Javiera le da un sorbo a su copa, lo da vueltas en su paladar. Y sonríe. Sonriendo, se sirve un trozo de pescado.
- ¿Te puedo ser honesta?
- Claro, claro que puedes.- Fernando se acomoda en su silla.
- Las parras que ves allí, - apunta hacia sus espaldas, hace el ademán de darse vuelta.- son sobrevivientes. Si es que he hecho algo bueno en este lugar, es haberlas rescatado. Las cuidé.
Sus ojos comienzan a brillar. Hace una pequeña pausa. Esta vez, con su copa en los labios, se da la vuelta y mira al ventanal.
- ¿Sabes cuántos años tienen esos viñedos? Cien años, algunas parras tienen incluso más. Lo que hecho, Fernando, es darles otra oportunidad.. - Dice, sin dejar de mirar al ventanal. Desde que Fernando recuerda, siempre lo ha llamado papá.

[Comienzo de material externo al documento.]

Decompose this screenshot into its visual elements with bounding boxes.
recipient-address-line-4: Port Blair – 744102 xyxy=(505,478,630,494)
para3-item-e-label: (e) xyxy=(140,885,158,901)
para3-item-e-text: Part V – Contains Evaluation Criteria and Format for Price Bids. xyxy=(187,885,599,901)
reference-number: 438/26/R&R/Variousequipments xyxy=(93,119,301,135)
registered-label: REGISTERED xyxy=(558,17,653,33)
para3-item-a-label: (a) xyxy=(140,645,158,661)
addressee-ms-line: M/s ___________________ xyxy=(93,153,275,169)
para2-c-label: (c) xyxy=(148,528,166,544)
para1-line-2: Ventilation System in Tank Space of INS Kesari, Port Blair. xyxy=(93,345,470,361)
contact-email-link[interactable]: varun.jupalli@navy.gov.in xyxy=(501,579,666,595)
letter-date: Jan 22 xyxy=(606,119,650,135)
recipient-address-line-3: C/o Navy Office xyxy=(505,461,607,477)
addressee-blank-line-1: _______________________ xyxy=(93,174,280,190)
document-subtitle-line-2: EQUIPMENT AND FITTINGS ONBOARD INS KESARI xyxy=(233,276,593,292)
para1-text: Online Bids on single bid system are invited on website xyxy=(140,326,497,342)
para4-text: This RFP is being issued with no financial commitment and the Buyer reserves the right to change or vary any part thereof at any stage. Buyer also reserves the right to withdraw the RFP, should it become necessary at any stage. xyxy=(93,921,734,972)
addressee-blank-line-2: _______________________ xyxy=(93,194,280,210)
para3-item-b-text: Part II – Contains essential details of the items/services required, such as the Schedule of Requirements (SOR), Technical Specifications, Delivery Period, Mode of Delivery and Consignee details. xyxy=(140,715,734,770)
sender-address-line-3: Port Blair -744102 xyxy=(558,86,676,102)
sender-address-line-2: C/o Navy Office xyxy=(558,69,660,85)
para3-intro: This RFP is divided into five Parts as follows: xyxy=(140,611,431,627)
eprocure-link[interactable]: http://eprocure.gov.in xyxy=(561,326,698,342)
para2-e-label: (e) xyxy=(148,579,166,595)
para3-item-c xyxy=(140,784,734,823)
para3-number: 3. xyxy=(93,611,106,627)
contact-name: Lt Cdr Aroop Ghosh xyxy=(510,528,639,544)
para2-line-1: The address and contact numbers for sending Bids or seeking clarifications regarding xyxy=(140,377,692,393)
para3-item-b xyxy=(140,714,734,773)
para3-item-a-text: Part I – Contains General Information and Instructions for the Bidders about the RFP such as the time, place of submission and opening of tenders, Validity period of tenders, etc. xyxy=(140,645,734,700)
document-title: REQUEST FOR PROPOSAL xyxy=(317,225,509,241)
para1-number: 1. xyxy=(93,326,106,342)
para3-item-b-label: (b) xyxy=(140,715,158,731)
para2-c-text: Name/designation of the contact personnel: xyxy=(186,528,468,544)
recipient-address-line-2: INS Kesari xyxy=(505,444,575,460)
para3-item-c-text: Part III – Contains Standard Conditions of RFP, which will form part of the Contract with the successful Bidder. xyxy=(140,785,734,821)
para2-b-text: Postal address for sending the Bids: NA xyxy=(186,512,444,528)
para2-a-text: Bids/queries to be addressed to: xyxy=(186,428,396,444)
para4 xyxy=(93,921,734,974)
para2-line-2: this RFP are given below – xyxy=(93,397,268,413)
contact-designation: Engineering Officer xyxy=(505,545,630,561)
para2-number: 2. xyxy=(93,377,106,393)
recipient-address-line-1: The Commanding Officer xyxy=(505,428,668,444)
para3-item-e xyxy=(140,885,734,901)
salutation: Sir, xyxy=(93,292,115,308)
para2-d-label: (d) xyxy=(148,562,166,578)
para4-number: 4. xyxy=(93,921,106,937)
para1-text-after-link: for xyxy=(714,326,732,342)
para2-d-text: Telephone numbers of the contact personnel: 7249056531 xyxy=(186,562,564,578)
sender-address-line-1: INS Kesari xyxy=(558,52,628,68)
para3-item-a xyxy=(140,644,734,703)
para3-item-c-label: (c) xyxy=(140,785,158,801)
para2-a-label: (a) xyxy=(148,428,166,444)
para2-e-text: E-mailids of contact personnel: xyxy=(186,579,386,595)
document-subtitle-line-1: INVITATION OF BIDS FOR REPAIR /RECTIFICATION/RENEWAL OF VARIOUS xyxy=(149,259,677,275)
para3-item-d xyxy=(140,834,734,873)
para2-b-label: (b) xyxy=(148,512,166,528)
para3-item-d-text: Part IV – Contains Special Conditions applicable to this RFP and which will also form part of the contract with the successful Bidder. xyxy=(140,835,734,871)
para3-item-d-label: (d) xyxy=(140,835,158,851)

A medida que la luz se comienza a apagar, la bruma parece disiparse. El cielo gris, manchado de pequeñas estrellas, aparece entre las nubes.
- ¿Las ves ahora?
- Sí.- dice.- Sí las veo.
- Todo está en ese vino.- Javiera se vuelve a concentrar en su plato. Con el tenedor, separa algunas espinas. Las deja cuidadosamente en el borde y luego ataca un trozo. Se lo echa a la boca y después algo de vino.
- Moriría por un cigarro- dice. Y trata de decir algo más, pero sus pulmones no se lo permiten. Tose fuertemente. Fernando intenta levantarse, pero ella lo detiene, indicándole la bandeja con los restos de pescado. Vuelve a toser.
- Necesito aire.- alcanza a decir, mientras se levanta y abre una de las ventanas. El comedor se impregna de inmediato de humedad; también de frío. Javiera vuelve a sentarse y levanta su copa. Propone un brindis, aunque sólo levanta su copa.
- Quiero que sepas...- dice, bajando la vista. Su voz ha cambiado, ahora casi es inaudible.- que me gusta que hayas venido.
Fernando cree que se dispone a llorar, cree adivinarlo por la forma en la que se cierran sus ojos. Pero ella no lo hace. Fernando choca su copa contra la de ella.
- Me gustaría que fuéramos a dar una vuelta por tu viñedo, sino te importa.- Dice. A través de la ventana, se ven las parras, pequeños y gruesos troncos encaramándose en la ladera, encorvados y negros, huérfanos en ese mundo.